Histopathological findings also revealed distinct difference in rosiglitazone and dexamethasone treatment groups. Rosiglitazone treatment reduced the inflammatory changes in response to sephadex beads as observed by H and E staining. However, dexamethasone significantly inhibited the granulomatous changes, and the infiltration of inflammatory cells into the periphery of the lesion, which corroborated with the BALF WBC count. TNF-α and LTB-4 can stimulate the release of the pro-fibrotic cytokine, which can contribute to subepithelial fibrosis in asthma.[24] In the present study, as revealed by the Masson's trichrome staining, sephadex challenge caused a pronounced deposition of subepithelial collagen degradation product throughout the lungs. However, collagen breakdown product deposition was found to be restricted to the basement membrane in the rosiglitazone treated group, and a mild degradation of collagen was observed in the dexamethasone treated animals.

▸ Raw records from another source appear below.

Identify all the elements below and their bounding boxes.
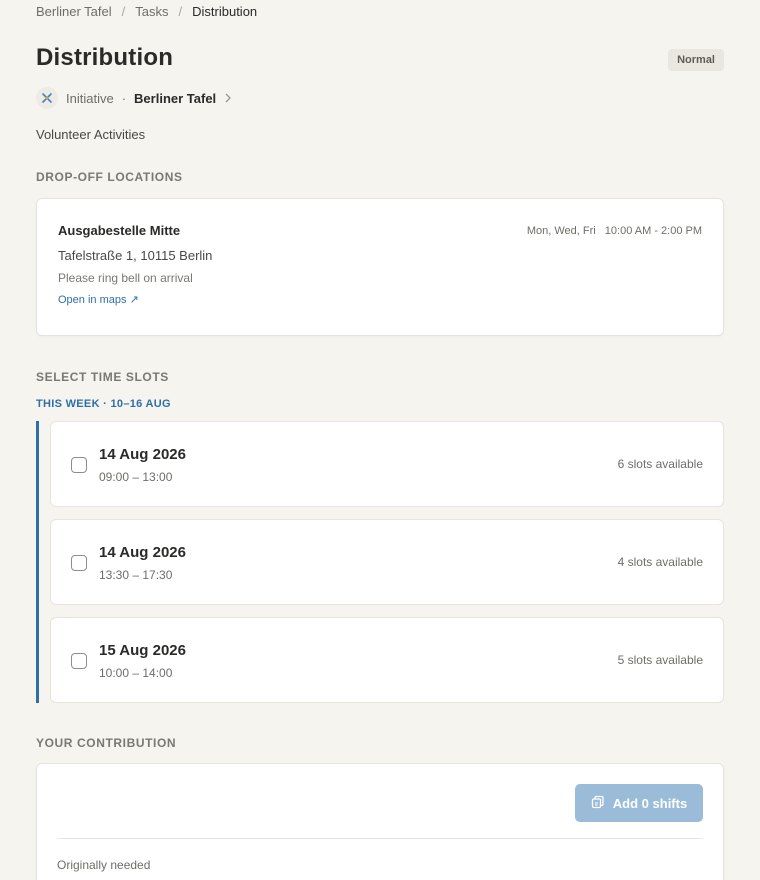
originally-needed-label: Originally needed [57, 858, 151, 872]
breadcrumb-current: Distribution [192, 4, 258, 19]
breadcrumb-separator: / [178, 4, 183, 19]
timeslot-time: 10:00 – 14:00 [99, 666, 173, 680]
timeslot-checkbox[interactable] [71, 653, 87, 669]
breadcrumb-org[interactable]: Berliner Tafel [36, 4, 112, 19]
open-in-maps-link[interactable]: Open in maps ↗ [58, 293, 139, 306]
copy-icon [591, 795, 605, 812]
timeslot-time: 13:30 – 17:30 [99, 568, 173, 582]
add-shifts-button[interactable]: Add 0 shifts [575, 784, 703, 822]
divider [57, 838, 703, 839]
timeslot-availability: 6 slots available [617, 457, 703, 471]
timeslot-item[interactable]: 14 Aug 2026 13:30 – 17:30 4 slots availa… [50, 519, 724, 605]
location-card: Ausgabestelle Mitte Mon, Wed, Fri 10:00 … [36, 198, 724, 336]
breadcrumb: Berliner Tafel / Tasks / Distribution [36, 4, 257, 19]
week-label: THIS WEEK · 10–16 AUG [36, 398, 171, 410]
task-type: Initiative [66, 90, 114, 106]
contribution-card: Add 0 shifts Originally needed [36, 763, 724, 880]
timeslot-date: 14 Aug 2026 [99, 544, 186, 561]
location-days: Mon, Wed, Fri [526, 225, 596, 237]
timeslot-time: 09:00 – 13:00 [99, 470, 173, 484]
task-category: Volunteer Activities [36, 127, 146, 142]
priority-badge: Normal [668, 49, 724, 71]
page-title: Distribution [36, 44, 174, 71]
timeslot-availability: 4 slots available [617, 555, 703, 569]
dropoff-heading: DROP-OFF LOCATIONS [36, 170, 183, 184]
timeslot-item[interactable]: 14 Aug 2026 09:00 – 13:00 6 slots availa… [50, 421, 724, 507]
org-row: Initiative · Berliner Tafel [36, 87, 232, 109]
timeslot-checkbox[interactable] [71, 555, 87, 571]
org-logo-icon [36, 87, 58, 109]
dot-separator: · [121, 90, 127, 106]
breadcrumb-tasks[interactable]: Tasks [135, 4, 168, 19]
timeslot-availability: 5 slots available [617, 653, 703, 667]
org-link[interactable]: Berliner Tafel [134, 91, 216, 106]
location-address: Tafelstraße 1, 10115 Berlin [58, 248, 213, 263]
timeslot-checkbox[interactable] [71, 457, 87, 473]
timeslot-list: 14 Aug 2026 09:00 – 13:00 6 slots availa… [36, 421, 724, 703]
timeslot-date: 14 Aug 2026 [99, 446, 186, 463]
timeslot-date: 15 Aug 2026 [99, 642, 186, 659]
timeslot-item[interactable]: 15 Aug 2026 10:00 – 14:00 5 slots availa… [50, 617, 724, 703]
location-time: 10:00 AM - 2:00 PM [604, 225, 702, 237]
timeslots-heading: SELECT TIME SLOTS [36, 370, 169, 384]
location-hours: Mon, Wed, Fri 10:00 AM - 2:00 PM [527, 225, 702, 237]
add-shifts-label: Add 0 shifts [612, 795, 688, 811]
contribution-heading: YOUR CONTRIBUTION [36, 736, 177, 750]
location-note: Please ring bell on arrival [58, 271, 193, 285]
chevron-right-icon[interactable] [224, 91, 232, 106]
breadcrumb-separator: / [121, 4, 126, 19]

The MMPs and their inhibitors TIMPs also play a key role in both inflammatory and remodeling pathogenesis. MMPs are particularly potent in degrading basement membrane collagen associated with lung injury in inflammatory processes. MMPs are mainly secreted from the activated neutrophils mononuclear cells. Among the MMPs, gelatinases (MMP-2 and MMP-9) are secreted from the inflammatory cells and degrade basement membrane components and counteract airway wall remodeling caused by fibrosis. In the current study, we examined MMP-2, MMP-9 and TIMP-3 expression in lungs to investigate the molecular mechanism of treatment mediated restoration of lungs architecture. It has been reported that corticosteroids inhibit the production of MMPs and increased expression of TIMP-3 in vitro.[25] We also found suppression of MMP-9 associated with an increase in TIMP-3 expression in lungs tissues of dexamethasone treated animals, which correlated well with the increased neutrophil recruitment. These results suggested that neutrophil recruitment to the respiratory tract and an imbalance between MMP-9 and TIMP-3 might play an important role in sephadex-induced fibrosis. Very recently, it has been reported that TIMP-3 knockout mice exhibit higher expression of pro-inflammatory and lower expression of anti-inflammatory genes.[26] Thus, TIMP-3 may play a key role in maintaining the integrity of the extra cellular matrix in the lungs. In the present study, unlike dexamethasone treatment, we observed a difference in restoration of lung architecture with rosiglitazone. Although the treatment inhibited expression of MMP-9 in lungs from mice exposed to sephadex, it failed to increase TIMP-3 expression and decrease hydroxyproline levels in tissues. This clearly indicates that TIMP-3 expression corroborate well with change in lung architecture.

Conclusion

Our result revealed that up-regulation of TIMP-3 was found to have a direct correlation in predicting dexamethasone mediated inhibition of collagen degradation and restoration of alveolar micro-architecture.